Postpartum Workout

Losing weight after having a baby can be a big challenge, especially shedding postpartum belly fat. Many new mothers, as well as women whose children are no longer babies, struggle with this annoying buildup of fat.
Many people are tempted to try "quick-fix" techniques, such as radical soup diets, diet pills, and other extreme approaches that can't be sustained over the long term. It's important to remember that the changes you will make to reduce the weight must be changes that you can maintain.

Also, you don't have to start living at a gym. There are plenty of healthy ways to raise your metabolism and burn more calories without pumping iron in a gym for hours at a time every day of the week.

Exercise Every Day

Consistent daily exercise will make a huge difference in the shape of your body and the way it works with calories. During exercise, you make healthy demands on your mind, body, and heart. You are building up lean muscle mass as well. When you have more lean muscle mass, you burn up more calories all day long, even when you are asleep. More exercise will benefit you in every way possible.
With exercise, your heart pumps blood much more effectively. This reduces the risk of heart disease. It also helps reduce deposits of fat, which in turn reduces the risks of many other health problems such as diabetes.

As a bonus, doing exercise gives you a burst of endorphins. Endorphins are natural "feel-good" substances that your body releases into your bloodstream. This will help your attitude to stay positive and to help you stay motivated.
You don't need to devote your whole life to exercise in order to get all the benefits and to help reduce your postpartum belly fat. You just need to work out for at least a half hour, consistently. Work toward three or four workouts a week to gain all the benefits and reduce the most weight.

What is a workout? Samba dancing for a half hour is a good example. A fast-paced two-mile walk is also good; riding a bike, or throwing a Frisbee with the kids or your dog, will also do nicely. Whatever form of exercise you do, it should speed up your heart rate above its resting rate, and make you breathe a little harder and faster.

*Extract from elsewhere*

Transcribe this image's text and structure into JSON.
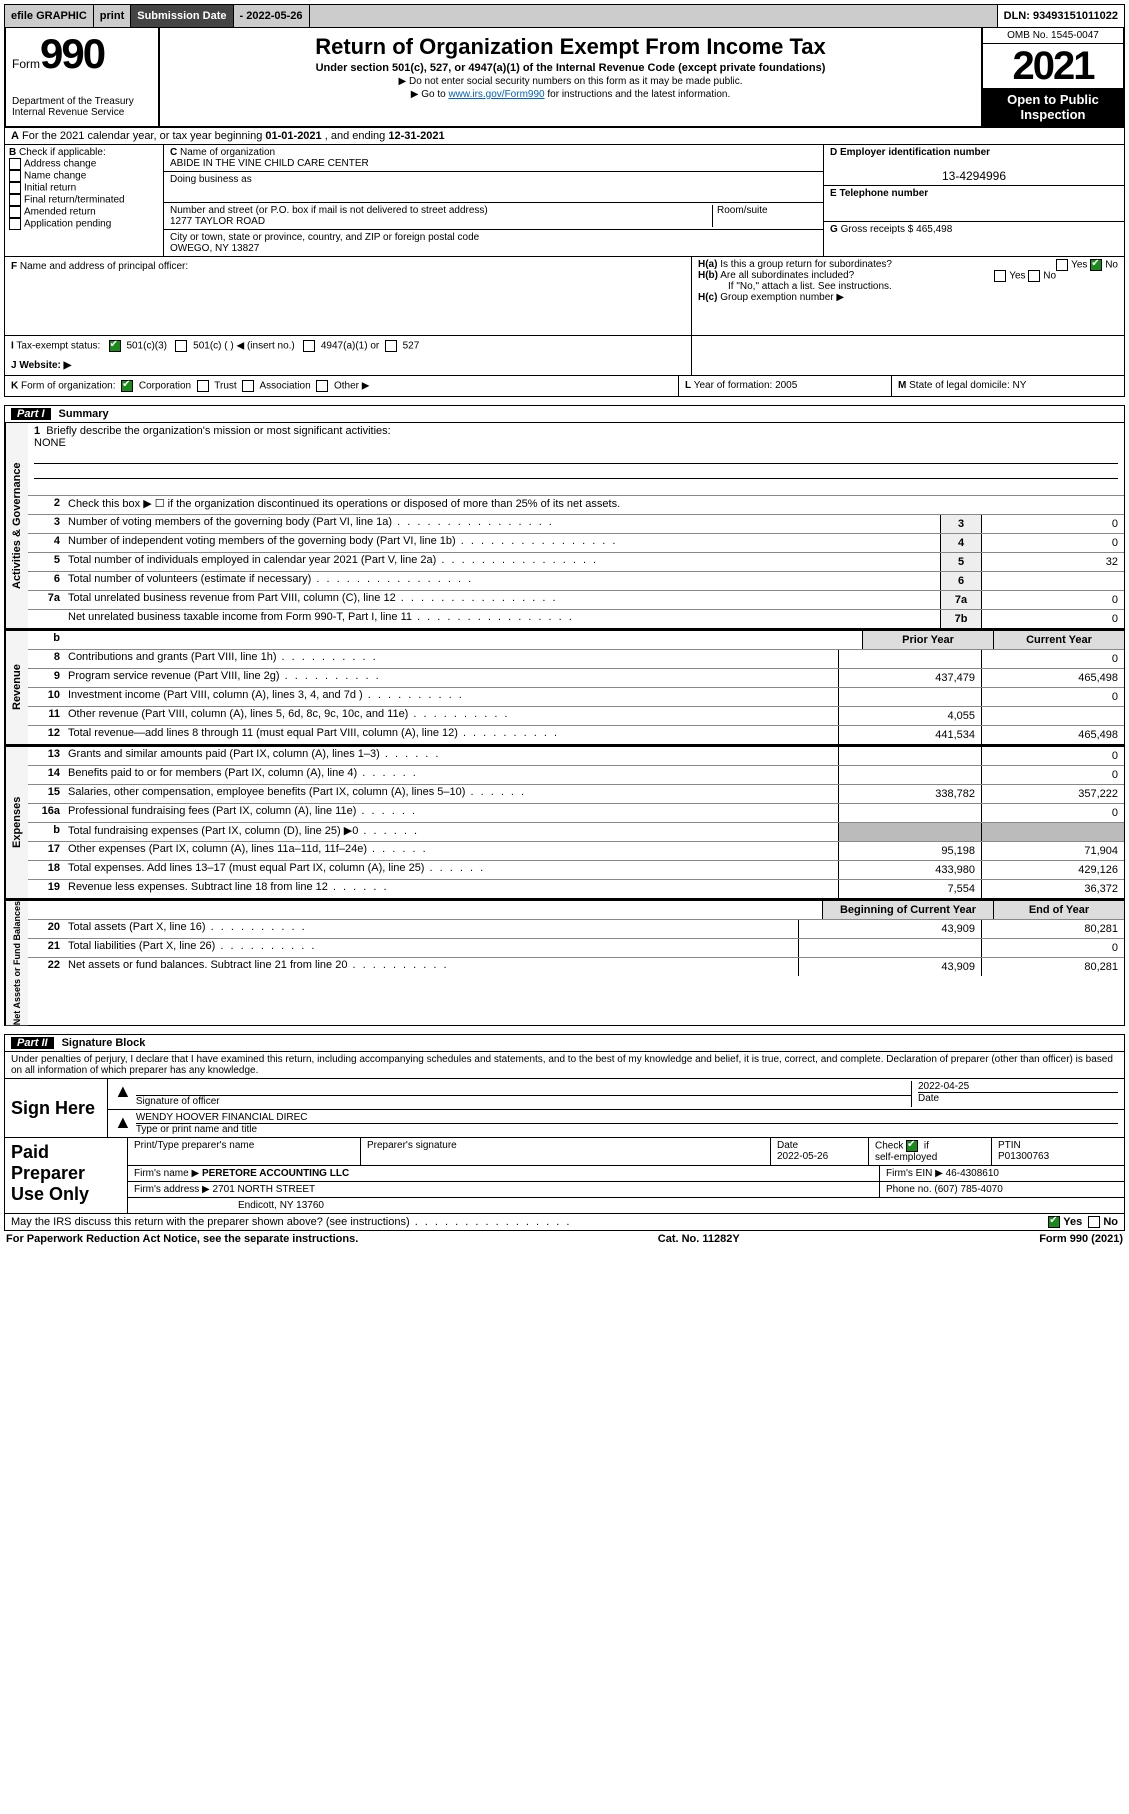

Don't overdo it, though; you should still be able to carry on a conversation while exercising. It's great if you feel that your muscles are being challenged, and if you can break a sweat.

Eat All Foods in Moderation

Don't try to be a saint by restricting yourself only to "diet" foods. You have to allow yourself to eat all foods, but eat fattening foods in moderation. If you become too drastic on a diet, you will eventually feel stressed. When you do finally allow yourself a "forbidden" food, you can easily overindulge, undoing all your hard work.

Have a few of your favorite fattening foods when you really want them, to help control your cravings and keep yourself on track.
Even "healthy" foods should be eaten in moderation. Having smaller portions of all foods will help shrink the size of your stomach and help it expect less food. This will result in you being able to be comfortable with smaller portions of all your foods, leading to increased weight loss.

Also, drink plenty of water to help fool your stomach into feeling more full. Be aware of your food portions, too. One portion of chicken, meat, or fish is about the size of a deck of cards. Most restaurants serve extremely oversized portions, so make a point of dividing your portions and taking home at least half of whatever meals you get in restaurants.

Recruit a Diet and Workout Buddy

Studies have proved that having a diet and workout buddy dramatically increases your chances of success in losing your postpartum belly fat. It will help you keep your motivation for maintaining your diet, sticking with your exercise routine, and maintaining your weight loss. Buddies can help you feel accountable and encourage you to report your progress at regular intervals, up to several times a week.